Widzę Małgosiu, że czuwasz, miło mi. Trochę pokombinowałam z moim planem - nie jestem dobra w paincie, ale wyszło mi coś, zawsze jakiś pomysł jest. Niestety w tym tygodniu nie będę miała czasu - jutro i pojutrze czas spędzam z M (25 lat pożycia małżeńskiego), potem będę przygotowywać sobotnie przyjęcie. Na O. będę zaglądać, ale bez pisania.
Jak by co, umieszczam moje kombinacje, czekam na opinie.
Pomysł z tym kołem bardzo mi się podoba tylko napisze tak dla wiadomości, że taka wersja jak obecnie to prawie 140 metrów kwadratowych kostki (zmierzyłem ) no i tu powstaje nam pytanie czy chcesz aż tak zabrukować podwórko... no i oczywiście metry to koszty. Ja tak sobie tylko dalej dumam
Iwonko dobrze kombinujesz
Ale teraz wyszedł parking przy przychodni.

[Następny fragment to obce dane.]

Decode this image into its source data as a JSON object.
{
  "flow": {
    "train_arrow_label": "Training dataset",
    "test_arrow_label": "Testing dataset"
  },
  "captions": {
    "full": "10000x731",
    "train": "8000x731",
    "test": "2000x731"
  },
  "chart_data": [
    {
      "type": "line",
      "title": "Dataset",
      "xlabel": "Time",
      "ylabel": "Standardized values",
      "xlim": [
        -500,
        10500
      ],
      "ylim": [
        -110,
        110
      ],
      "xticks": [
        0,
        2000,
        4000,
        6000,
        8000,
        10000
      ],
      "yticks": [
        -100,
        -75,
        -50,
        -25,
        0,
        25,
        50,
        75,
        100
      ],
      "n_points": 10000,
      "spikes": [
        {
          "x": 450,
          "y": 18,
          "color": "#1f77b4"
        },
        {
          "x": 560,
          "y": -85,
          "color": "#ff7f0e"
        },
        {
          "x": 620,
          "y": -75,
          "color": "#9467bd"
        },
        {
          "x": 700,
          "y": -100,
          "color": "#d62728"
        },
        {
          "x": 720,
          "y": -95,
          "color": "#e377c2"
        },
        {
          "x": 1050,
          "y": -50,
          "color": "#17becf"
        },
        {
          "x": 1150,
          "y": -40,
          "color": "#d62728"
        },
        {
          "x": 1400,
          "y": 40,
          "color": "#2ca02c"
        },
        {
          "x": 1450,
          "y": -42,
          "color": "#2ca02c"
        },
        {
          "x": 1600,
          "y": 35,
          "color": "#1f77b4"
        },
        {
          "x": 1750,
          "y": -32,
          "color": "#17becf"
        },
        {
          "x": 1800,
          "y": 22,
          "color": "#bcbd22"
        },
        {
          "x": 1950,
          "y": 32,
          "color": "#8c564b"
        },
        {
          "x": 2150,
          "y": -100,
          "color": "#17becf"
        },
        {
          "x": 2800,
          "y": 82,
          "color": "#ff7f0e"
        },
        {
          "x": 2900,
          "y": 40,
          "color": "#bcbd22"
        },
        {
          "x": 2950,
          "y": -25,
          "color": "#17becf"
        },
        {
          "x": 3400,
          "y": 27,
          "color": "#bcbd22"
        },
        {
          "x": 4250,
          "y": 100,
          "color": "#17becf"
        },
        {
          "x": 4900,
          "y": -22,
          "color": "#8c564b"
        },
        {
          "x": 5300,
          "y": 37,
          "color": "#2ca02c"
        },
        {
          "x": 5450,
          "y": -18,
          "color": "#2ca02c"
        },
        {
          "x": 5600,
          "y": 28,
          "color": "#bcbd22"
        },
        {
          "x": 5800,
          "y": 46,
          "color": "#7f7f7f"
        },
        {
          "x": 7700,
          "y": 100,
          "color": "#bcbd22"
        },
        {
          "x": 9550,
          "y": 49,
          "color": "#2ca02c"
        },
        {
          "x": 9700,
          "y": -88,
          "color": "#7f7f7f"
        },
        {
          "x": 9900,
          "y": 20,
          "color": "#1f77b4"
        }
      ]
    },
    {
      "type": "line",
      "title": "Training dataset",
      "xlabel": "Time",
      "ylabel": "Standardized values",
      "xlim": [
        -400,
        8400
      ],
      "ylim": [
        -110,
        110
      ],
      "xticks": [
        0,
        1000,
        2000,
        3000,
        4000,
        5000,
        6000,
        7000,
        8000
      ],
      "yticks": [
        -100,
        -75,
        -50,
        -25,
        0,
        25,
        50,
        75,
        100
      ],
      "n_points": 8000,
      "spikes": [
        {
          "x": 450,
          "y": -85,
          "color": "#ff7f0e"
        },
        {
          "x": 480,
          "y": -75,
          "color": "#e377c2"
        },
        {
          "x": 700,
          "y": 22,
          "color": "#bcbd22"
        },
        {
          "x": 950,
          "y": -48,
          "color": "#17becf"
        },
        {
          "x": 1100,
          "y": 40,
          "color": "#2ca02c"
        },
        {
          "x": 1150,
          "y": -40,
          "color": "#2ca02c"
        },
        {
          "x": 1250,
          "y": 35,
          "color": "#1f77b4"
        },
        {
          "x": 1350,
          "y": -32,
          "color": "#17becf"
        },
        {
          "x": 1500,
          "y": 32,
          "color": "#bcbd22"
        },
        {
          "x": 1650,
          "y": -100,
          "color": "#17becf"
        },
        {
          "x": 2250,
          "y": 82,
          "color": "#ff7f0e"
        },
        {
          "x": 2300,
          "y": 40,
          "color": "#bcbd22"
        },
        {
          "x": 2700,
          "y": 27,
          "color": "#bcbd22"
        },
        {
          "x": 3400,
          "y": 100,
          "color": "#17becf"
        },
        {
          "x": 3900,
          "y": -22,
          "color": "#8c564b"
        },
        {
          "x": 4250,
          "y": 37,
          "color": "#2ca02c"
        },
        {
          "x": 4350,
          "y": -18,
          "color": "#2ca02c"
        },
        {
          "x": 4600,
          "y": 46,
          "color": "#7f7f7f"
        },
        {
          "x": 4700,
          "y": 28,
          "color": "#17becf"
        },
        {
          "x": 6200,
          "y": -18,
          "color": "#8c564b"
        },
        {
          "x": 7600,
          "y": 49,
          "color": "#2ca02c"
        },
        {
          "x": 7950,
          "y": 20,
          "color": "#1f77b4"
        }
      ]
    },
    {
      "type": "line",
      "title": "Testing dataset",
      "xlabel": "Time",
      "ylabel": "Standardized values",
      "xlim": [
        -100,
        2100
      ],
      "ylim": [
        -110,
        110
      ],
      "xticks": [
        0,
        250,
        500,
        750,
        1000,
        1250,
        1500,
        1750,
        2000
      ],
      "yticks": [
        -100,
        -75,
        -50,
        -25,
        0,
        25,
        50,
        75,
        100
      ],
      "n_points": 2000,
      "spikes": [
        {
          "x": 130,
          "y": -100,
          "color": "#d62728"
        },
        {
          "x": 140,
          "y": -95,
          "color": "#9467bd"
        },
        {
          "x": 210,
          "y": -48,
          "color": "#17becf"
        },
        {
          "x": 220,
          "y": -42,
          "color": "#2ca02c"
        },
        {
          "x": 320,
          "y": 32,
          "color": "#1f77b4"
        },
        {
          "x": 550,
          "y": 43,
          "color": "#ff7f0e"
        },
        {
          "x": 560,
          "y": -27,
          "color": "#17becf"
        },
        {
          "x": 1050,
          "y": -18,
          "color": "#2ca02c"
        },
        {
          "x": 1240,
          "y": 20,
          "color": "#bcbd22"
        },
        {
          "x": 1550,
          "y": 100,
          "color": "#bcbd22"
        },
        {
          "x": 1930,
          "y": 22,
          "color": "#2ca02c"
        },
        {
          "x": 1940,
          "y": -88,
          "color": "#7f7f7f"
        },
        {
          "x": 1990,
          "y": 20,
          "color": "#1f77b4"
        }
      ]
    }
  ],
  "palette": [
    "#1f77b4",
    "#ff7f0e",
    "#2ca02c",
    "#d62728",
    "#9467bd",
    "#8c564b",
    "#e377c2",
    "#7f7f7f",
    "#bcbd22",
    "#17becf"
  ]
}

Trzeba sprytnie wymyślić miejsce swobodnego wycofywania z garażu i może dodatkowe 2 miejsca parkingowe?
Wydaje mi się, że wjazd jest taki szeroki, że wzdłuż tej drogi dojazdowej zaparkują 2 samochody i jeszcze z garażu będzie można wyjechać, ale nie mierzyłam.
Kiedyś czytałam o sprytnym sposobie wyznaczania takiego utwardzonego terenu. Wsiada się do auta, robi potrzebne manewry i wtedy widać gdzie ta kostka naprawdę jest potrzebna.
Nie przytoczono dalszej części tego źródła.